Lu par Claire et Lina

Ce roman possède certes d’indéniables qualités : plutôt agréable à lire, une ambiance « fin du monde » assez bien rendue, et surtout, une virtuosité certaine à manier le lexique pyromane sur deux cents pages. Un véritable exploit, en quelque sorte.

Ces quelques braises suffisent-elles pourtant à enflammer le lecteur?  Que nenni. L’obsession de l’auteur pour tout ce qui brûle (le carton ne brûle pas comme le bois, qui lui même ne brûle pas comme le quignon de pain… on s’en doutait un peu), vs. tout ce qui mouille, la pluie qui tombe, la Seine qui monte et les platanes détrempés : plus que lassante, morose, triste remake de  » la pluie ça mouille, le feu ça brûle, etc, etc « , une chanson d’anthologie à la qualité qu’on lui connaît.

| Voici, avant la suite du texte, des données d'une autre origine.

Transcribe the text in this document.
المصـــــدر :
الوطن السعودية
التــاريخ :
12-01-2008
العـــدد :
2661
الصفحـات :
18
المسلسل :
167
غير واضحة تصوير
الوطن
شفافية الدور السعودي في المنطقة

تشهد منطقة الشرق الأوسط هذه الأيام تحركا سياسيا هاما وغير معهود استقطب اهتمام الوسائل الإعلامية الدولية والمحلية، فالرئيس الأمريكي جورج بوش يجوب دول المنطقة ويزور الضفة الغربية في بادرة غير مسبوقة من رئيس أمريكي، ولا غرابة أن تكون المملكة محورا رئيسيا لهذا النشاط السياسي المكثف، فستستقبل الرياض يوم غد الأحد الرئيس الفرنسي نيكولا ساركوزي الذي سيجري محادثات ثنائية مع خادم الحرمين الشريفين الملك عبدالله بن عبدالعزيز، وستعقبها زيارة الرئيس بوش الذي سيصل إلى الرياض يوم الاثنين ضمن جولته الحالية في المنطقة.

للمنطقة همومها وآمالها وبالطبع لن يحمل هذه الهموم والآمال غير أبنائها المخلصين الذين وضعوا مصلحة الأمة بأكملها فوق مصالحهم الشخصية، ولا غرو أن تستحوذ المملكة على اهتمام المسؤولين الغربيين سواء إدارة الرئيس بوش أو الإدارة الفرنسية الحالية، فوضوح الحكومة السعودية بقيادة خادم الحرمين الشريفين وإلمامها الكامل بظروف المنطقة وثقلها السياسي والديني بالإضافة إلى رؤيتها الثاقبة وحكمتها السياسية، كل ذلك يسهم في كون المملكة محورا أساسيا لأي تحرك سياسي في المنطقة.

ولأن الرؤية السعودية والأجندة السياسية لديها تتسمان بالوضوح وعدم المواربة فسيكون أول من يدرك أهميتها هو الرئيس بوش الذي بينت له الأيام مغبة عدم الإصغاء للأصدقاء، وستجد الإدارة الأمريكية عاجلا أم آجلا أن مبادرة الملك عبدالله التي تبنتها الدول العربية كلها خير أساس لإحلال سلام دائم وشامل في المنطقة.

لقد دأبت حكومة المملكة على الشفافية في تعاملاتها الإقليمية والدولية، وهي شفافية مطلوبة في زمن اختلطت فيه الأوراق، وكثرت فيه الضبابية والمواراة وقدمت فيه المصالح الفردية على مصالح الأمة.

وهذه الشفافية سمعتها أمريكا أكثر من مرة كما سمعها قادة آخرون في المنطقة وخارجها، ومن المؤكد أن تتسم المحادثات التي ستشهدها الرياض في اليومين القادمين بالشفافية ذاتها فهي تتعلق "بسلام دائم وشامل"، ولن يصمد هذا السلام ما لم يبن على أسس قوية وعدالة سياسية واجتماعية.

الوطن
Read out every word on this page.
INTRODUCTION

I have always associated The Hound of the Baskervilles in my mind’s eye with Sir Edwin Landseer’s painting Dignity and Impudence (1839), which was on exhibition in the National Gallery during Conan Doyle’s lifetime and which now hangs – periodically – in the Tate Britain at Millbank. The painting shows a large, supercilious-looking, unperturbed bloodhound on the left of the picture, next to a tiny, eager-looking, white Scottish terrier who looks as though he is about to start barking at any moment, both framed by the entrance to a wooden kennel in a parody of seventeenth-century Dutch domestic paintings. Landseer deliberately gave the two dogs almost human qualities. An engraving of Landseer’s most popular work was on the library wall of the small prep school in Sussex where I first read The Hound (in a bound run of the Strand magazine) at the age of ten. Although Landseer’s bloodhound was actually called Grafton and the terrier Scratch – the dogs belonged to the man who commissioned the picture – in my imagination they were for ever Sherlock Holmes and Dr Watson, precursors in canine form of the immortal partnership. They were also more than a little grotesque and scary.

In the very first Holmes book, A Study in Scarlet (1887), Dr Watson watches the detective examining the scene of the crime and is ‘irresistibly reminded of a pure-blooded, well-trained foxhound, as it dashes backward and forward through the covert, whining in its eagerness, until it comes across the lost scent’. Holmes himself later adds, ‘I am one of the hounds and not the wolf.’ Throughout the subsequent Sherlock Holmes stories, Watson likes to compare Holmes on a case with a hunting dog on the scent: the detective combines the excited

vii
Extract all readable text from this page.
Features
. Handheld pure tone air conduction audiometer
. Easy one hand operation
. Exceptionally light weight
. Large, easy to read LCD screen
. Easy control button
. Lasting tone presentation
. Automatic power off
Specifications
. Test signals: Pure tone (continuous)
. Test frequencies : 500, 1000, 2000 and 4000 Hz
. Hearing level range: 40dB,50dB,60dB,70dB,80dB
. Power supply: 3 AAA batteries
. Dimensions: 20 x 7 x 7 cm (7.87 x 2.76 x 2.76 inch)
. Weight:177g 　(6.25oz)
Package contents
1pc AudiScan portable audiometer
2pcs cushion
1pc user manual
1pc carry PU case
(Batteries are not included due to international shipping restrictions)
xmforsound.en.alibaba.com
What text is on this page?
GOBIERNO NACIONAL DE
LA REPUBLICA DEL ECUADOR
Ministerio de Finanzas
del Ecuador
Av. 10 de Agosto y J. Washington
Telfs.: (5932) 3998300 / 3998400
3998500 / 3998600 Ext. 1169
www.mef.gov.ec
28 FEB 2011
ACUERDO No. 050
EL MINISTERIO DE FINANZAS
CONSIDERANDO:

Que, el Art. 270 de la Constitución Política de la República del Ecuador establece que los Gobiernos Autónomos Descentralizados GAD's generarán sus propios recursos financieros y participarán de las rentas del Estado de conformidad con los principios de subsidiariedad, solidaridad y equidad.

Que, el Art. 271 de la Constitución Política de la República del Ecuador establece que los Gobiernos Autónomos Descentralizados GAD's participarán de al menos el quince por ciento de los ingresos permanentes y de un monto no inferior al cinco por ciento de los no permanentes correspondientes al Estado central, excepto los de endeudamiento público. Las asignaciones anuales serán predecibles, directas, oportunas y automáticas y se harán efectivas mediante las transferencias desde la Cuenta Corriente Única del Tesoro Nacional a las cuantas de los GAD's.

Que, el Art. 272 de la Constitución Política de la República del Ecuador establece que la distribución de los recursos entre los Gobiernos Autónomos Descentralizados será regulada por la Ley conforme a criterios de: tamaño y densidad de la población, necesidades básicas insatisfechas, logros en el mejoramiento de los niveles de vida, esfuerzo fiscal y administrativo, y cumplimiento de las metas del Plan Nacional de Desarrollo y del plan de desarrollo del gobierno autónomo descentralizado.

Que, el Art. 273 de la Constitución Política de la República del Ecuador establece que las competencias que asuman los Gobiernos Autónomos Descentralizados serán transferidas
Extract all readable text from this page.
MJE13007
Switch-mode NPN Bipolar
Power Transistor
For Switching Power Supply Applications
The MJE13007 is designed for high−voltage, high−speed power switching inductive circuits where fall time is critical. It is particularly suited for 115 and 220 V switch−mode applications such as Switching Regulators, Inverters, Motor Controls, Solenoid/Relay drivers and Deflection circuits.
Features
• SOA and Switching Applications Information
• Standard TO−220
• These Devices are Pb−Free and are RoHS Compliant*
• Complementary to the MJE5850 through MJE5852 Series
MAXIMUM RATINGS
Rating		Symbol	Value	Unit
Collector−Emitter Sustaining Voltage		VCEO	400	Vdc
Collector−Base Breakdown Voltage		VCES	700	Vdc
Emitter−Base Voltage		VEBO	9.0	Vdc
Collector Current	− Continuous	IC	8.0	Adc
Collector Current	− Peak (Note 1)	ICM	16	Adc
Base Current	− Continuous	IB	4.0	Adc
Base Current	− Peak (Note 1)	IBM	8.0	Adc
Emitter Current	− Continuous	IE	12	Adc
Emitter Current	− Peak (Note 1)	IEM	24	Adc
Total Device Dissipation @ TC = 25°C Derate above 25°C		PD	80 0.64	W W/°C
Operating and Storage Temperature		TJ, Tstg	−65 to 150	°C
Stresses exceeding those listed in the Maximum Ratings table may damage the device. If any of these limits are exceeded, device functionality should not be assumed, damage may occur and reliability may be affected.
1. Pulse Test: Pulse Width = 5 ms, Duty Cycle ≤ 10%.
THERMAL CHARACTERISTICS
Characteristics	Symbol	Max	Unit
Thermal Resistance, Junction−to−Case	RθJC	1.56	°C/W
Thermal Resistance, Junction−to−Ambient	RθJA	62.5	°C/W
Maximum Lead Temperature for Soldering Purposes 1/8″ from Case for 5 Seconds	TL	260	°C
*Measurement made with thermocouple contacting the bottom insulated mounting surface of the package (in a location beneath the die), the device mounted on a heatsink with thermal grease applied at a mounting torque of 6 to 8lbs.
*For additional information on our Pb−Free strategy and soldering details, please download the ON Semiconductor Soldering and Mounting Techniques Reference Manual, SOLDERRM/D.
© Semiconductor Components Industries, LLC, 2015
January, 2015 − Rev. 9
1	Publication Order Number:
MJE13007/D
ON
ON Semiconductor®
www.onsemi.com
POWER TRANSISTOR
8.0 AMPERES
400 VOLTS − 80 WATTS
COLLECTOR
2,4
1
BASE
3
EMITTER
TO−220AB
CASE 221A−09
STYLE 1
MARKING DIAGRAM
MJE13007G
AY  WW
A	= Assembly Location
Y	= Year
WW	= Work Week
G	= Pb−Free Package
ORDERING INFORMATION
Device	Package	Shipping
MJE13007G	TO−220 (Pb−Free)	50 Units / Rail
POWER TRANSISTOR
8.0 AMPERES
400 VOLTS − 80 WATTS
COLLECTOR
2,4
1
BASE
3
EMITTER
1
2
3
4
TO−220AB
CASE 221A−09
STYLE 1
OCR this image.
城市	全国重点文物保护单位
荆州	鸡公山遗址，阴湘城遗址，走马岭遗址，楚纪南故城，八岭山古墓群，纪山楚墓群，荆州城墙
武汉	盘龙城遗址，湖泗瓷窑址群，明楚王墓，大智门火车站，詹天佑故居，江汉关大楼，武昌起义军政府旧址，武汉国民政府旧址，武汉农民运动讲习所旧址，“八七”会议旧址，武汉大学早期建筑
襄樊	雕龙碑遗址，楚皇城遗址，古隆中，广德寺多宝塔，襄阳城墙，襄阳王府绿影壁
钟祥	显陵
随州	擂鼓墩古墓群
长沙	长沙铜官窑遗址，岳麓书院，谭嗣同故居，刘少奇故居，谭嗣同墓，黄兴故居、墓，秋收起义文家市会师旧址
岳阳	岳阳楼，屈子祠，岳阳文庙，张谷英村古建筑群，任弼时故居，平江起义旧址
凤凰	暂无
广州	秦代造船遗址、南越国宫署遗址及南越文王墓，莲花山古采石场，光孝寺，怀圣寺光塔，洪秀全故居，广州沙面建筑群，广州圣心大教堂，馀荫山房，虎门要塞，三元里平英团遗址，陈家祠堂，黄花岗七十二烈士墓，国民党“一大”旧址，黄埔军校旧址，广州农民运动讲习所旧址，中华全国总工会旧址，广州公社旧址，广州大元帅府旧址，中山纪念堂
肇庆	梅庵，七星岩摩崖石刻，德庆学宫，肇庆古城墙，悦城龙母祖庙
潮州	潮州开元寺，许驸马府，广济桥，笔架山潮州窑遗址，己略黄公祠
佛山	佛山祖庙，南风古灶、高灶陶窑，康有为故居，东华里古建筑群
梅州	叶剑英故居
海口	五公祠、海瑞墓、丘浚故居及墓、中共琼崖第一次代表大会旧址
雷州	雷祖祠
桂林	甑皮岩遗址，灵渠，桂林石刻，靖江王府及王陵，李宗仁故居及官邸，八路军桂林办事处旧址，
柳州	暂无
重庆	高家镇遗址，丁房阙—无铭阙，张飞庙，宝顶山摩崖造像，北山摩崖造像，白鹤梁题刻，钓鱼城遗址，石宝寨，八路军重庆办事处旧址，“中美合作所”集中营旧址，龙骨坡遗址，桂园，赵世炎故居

Seul un pompier moustachu aurait pu sauver le bouquin

Seul un pompier moustachu aurait pu sauver le bouquin

On ne va pas « spoiler » la fin pour ceux d’entre-vous qui vouent un culte à François H, auteur de la critique ci-dessus, et qui souhaitent donc dévorer le roman, mais, chuuuut, cette manie de la flamme se termine comme on le devine, par une accélération du rythme qui tend à prouver que l’auteur lui-même n’en pouvait plus !

A moins d’être un boulimique du feu de cheminée, adorateur de brûlage d’objets en tout genre, fanatique d’allumettes et pyromane incompris, on s’ennuie terriblement. Sans histoire, la qualité de l’écriture ne suffit malheureusement pas à porter un roman.